I’ll finish this review by saying that, again, all the individual components are fantastic, but they don’t complement each other, and could be read completely separate from one another without losing much. This is probably my least favorite of the trilogy, though the individual stories each provide a good close to the series, as closed as Weird fiction can get.

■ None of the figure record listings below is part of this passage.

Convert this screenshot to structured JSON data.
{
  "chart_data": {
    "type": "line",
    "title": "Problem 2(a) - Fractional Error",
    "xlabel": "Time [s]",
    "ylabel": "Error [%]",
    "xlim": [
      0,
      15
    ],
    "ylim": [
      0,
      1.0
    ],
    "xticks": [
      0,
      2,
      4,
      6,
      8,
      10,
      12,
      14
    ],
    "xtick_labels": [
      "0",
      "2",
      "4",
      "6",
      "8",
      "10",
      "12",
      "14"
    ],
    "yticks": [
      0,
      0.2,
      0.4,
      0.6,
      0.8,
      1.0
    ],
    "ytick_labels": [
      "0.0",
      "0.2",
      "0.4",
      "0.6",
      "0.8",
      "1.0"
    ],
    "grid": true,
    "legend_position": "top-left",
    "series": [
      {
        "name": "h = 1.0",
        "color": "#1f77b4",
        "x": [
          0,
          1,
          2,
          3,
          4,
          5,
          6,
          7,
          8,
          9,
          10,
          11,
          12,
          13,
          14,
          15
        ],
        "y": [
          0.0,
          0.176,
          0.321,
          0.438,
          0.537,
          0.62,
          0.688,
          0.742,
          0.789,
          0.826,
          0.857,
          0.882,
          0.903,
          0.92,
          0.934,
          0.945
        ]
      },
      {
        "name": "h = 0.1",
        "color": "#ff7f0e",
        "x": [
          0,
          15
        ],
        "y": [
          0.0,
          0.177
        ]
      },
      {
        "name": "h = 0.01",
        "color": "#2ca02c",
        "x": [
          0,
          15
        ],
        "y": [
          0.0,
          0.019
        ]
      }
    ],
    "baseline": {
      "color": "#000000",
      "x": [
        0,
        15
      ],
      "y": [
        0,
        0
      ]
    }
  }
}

Okay, actually, I’ll close out by saying this, about the trilogy as a whole: I can’t really separate myself personally from it. That’s true with any book, but I have a strong fondness for these books for sorta personal reasons. I mean, for a start, the setting is (is based on? no, it is as far as I’m concerned) the area of the Gulf Coast that I grew up around, the beaches and parks I’ve went to all throughout my childhood and adolescence. Annihilation rings true as a Floridian book in a very deep way, below the surface. Anyone can namedrop Publix and talk about humidity, but the Southern Reach trilogy is deeply rooted in the ecology of Florida—both human and non-human. As well, the books are difficult to place, in terms of genre, they dispense with a lot of elements that are normally taken for granted in book writing, especially in more commercial fiction, especially in genre fiction. Annihilation has hardly any character development, Authority has scarcely any plot. So for me, a writer who doesn’t really know how to place his own stuff all the time, it’s very heartening to see such a weird—in all senses of the word—trilogy, to see someone writing about Florida and climate change in a way that isn’t just Hoot or whatever. I love the trilogy, but I also love the fact that it even exists, and I’ve loved working my way through it over the past four years. I’d recommend Annihilation to anyone, and if you’ve enjoyed the first two books you should absolutely read the third.